Marie-Anne et Tanis ne dirent plus rien contre son projet. Ils parlaient d'autre chose en arrivant devant le perron.
Mademoiselle de Presles avait retenu à déjeuner madame Montmaur et son fils. Henry ayant entraîné les hommes à la salle de billard y commençait une partie, faisant mille folies, des plaisanteries de rapin, des farces de clown, qui amenaient des sourires sur les lèvres de ces messieurs.
La cloche du déjeuner sonna. Le repas fut animé, grâce à Mirbel qui raconta d'amusantes histoires de coulisses. Après le déjeuner, chacun se dispersa; alors Magdeleine retint son mari dans la bibliothèque et lui demanda pourquoi il désirait l'emmener en Russie.
—Ma chère, uniquement pour ce que vous a dit Tanis. Vous avez toujours désiré faire ce voyage; on va monter trois de mes œuvres au grand théâtre de Saint-Pétersbourg; je sais les enthousiasmes, les réceptions, les fêtes qui m'y attendent, et c'est par simple courtoisie que je suis venu vous demander de les partager. Et puis, je ne serais pas fâché de vous voir, une fois par hasard, participer à cette gloire dont vous semblez faire fi... Un peu d'orgueil de ma part se mêle à tout cela; je veux que vous arriviez à apprécier l'artiste, peut-être alors arriverez-vous à excuser, à estimer l'homme.
—Cela jamais! dit-elle; vous avez mon admiration comme artiste, mais mon mépris tout entier reste attaché à l'homme.

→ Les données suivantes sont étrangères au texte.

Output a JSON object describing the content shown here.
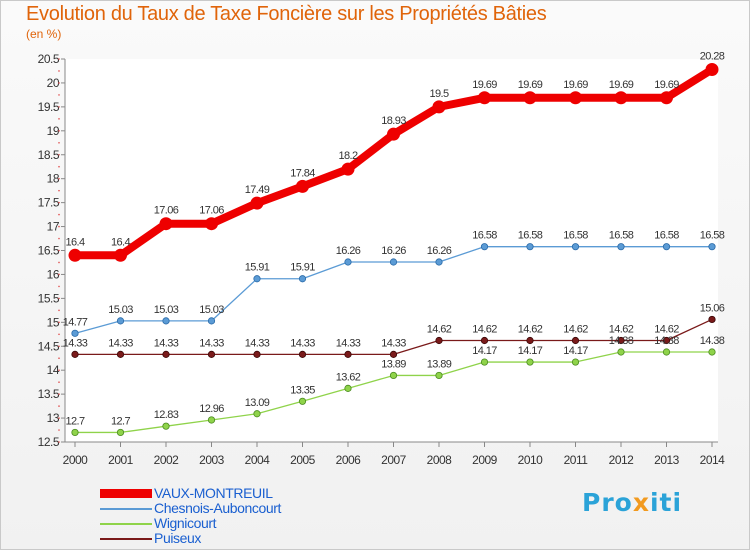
{
  "title": "Evolution du Taux de Taxe Foncière sur les Propriétés Bâties",
  "unit_label": "(en %)",
  "logo": {
    "text": "Proxiti",
    "brand_colors": [
      "#2ba3d8",
      "#f29a1f"
    ]
  },
  "chart_data": {
    "type": "line",
    "title": "Evolution du Taux de Taxe Foncière sur les Propriétés Bâties",
    "ylabel": "(en %)",
    "xlabel": "",
    "x": [
      "2000",
      "2001",
      "2002",
      "2003",
      "2004",
      "2005",
      "2006",
      "2007",
      "2008",
      "2009",
      "2010",
      "2011",
      "2012",
      "2013",
      "2014"
    ],
    "ylim": [
      12.5,
      20.5
    ],
    "yticks": [
      "12.5",
      "13",
      "13.5",
      "14",
      "14.5",
      "15",
      "15.5",
      "16",
      "16.5",
      "17",
      "17.5",
      "18",
      "18.5",
      "19",
      "19.5",
      "20",
      "20.5"
    ],
    "grid": false,
    "legend_position": "bottom-left",
    "series": [
      {
        "name": "VAUX-MONTREUIL",
        "color": "#ee0000",
        "values": [
          16.4,
          16.4,
          17.06,
          17.06,
          17.49,
          17.84,
          18.2,
          18.93,
          19.5,
          19.69,
          19.69,
          19.69,
          19.69,
          19.69,
          20.28
        ],
        "labels": [
          "16.4",
          "16.4",
          "17.06",
          "17.06",
          "17.49",
          "17.84",
          "18.2",
          "18.93",
          "19.5",
          "19.69",
          "19.69",
          "19.69",
          "19.69",
          "19.69",
          "20.28"
        ]
      },
      {
        "name": "Chesnois-Auboncourt",
        "color": "#5b9bd5",
        "values": [
          14.77,
          15.03,
          15.03,
          15.03,
          15.91,
          15.91,
          16.26,
          16.26,
          16.26,
          16.58,
          16.58,
          16.58,
          16.58,
          16.58,
          16.58
        ],
        "labels": [
          "14.77",
          "15.03",
          "15.03",
          "15.03",
          "15.91",
          "15.91",
          "16.26",
          "16.26",
          "16.26",
          "16.58",
          "16.58",
          "16.58",
          "16.58",
          "16.58",
          "16.58"
        ]
      },
      {
        "name": "Wignicourt",
        "color": "#8fd34a",
        "values": [
          12.7,
          12.7,
          12.83,
          12.96,
          13.09,
          13.35,
          13.62,
          13.89,
          13.89,
          14.17,
          14.17,
          14.17,
          14.38,
          14.38,
          14.38
        ],
        "labels": [
          "12.7",
          "12.7",
          "12.83",
          "12.96",
          "13.09",
          "13.35",
          "13.62",
          "13.89",
          "13.89",
          "14.17",
          "14.17",
          "14.17",
          "14.38",
          "14.38",
          "14.38"
        ]
      },
      {
        "name": "Puiseux",
        "color": "#7a1a1a",
        "values": [
          14.33,
          14.33,
          14.33,
          14.33,
          14.33,
          14.33,
          14.33,
          14.33,
          14.62,
          14.62,
          14.62,
          14.62,
          14.62,
          14.62,
          15.06
        ],
        "labels": [
          "14.33",
          "14.33",
          "14.33",
          "14.33",
          "14.33",
          "14.33",
          "14.33",
          "14.33",
          "14.62",
          "14.62",
          "14.62",
          "14.62",
          "14.62",
          "14.62",
          "15.06"
        ]
      }
    ]
  }
}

—Vous êtes dure, ma chère! vous oubliez que l'homme que vous méprisez vous estime assez, lui, faisant une large part à vos entraînements... cérébraux... pour n'avoir jamais douté de vous, malgré ce qu'on a pu lui dire, et qu'il tolère son rôle de mari berné... Ne vous révoltez pas, je vous prie!... La foule pense ainsi et ne se donne pas la peine d'analyser la complexité et le fin des fins d'une nature comme la vôtre. Donc, qu'il ne soit plus question entre nous de mépris, car le mien pourrait vous être tout acquis en voyant, autour de vous, cette cour d'amour.
—Ah! monsieur, taisez-vous!... vous n'avez ni cœur, ni loyauté!... Cette situation, n'est-ce pas vous qui l'avez créée? et cette liberté que vous m'avez rendue pour vous faire plus libre, à quel prix l'ai-je recouvrée?